In a brief interview last week, McConnell described his motive for helping Hunter in terms every bit as straightforward as the ad itself.

“The court awarded custody of Muna to her mother. You know, the court weighs all kinds of evidence in deciding who gets custody,” McConnell told The Associated Press. “I felt like my job was to try to restore that custody to her mother.”

Asked twice if he thought Hunter’s arrest should have been made clear in the ad, McConnell declined to answer directly, instead reiterating that he felt compelled to help. Hunter said she did not think her arrest should have been in the ad, noting it was no secret and that despite the court records being purged, there are still local news accounts of her case available to anyone who wants to look.
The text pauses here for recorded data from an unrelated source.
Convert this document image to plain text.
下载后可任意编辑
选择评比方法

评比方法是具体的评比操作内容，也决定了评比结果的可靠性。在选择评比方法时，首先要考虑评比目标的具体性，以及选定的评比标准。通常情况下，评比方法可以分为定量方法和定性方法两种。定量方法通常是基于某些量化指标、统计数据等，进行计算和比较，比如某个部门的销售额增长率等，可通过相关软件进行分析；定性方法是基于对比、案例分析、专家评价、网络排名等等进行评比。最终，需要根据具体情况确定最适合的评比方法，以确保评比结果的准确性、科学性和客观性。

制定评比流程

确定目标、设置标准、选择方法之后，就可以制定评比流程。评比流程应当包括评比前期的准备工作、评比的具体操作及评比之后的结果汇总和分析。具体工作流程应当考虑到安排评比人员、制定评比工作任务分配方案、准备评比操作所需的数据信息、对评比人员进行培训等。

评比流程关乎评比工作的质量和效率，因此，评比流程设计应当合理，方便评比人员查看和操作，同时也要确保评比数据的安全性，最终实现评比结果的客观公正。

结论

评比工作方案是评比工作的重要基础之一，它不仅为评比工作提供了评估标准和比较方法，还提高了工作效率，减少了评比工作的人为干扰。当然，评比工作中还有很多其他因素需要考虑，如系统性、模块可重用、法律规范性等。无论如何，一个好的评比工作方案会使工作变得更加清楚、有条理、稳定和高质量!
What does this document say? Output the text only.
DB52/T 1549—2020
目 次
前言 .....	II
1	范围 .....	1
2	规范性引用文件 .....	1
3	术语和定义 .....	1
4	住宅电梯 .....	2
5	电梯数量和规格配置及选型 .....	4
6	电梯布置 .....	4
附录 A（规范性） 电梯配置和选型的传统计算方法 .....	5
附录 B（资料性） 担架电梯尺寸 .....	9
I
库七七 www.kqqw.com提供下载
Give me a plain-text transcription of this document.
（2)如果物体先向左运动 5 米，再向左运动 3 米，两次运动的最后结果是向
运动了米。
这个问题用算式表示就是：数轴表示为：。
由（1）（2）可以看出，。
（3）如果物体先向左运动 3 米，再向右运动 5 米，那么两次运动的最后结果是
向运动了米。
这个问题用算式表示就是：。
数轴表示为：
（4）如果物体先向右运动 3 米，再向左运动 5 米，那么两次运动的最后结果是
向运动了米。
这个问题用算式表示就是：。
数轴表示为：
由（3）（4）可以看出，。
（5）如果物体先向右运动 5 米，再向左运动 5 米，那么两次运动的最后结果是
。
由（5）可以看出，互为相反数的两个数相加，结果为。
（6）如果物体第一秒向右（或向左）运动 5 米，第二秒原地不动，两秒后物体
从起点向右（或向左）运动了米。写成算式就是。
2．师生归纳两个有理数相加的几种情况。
“Nothing ever dies on the Internet,” she said.

Today, Hunter says her now 7-year-old daughter is happy and healthy. Her ex-husband is still in Mali. Attempts to reach him for comment were unsuccessful.

For now, Hunter says she is enjoying the “sweetest days,” even though her daughter won’t let her walk her to her classroom anymore.

“I watch her skip in,” she said.

Hunter also started iStand Parent Network, which she describes as “a coalition of parents, families and organizations standing together as one to put a stop to international parental kidnappings.” Months before she brought Muna back from Mali this summer, she testified before Congress about her group and her struggle.

And she’s telling anyone who will listen about McConnell, about his phone calls to check on her and his efforts to push the State and Justice departments to help her.

“Sen. McConnell, he just wore them down. He just wore them down. Me and him.”

___

Associated Press writer Baba Ahmed in Bamako, Mali, contributed to this report.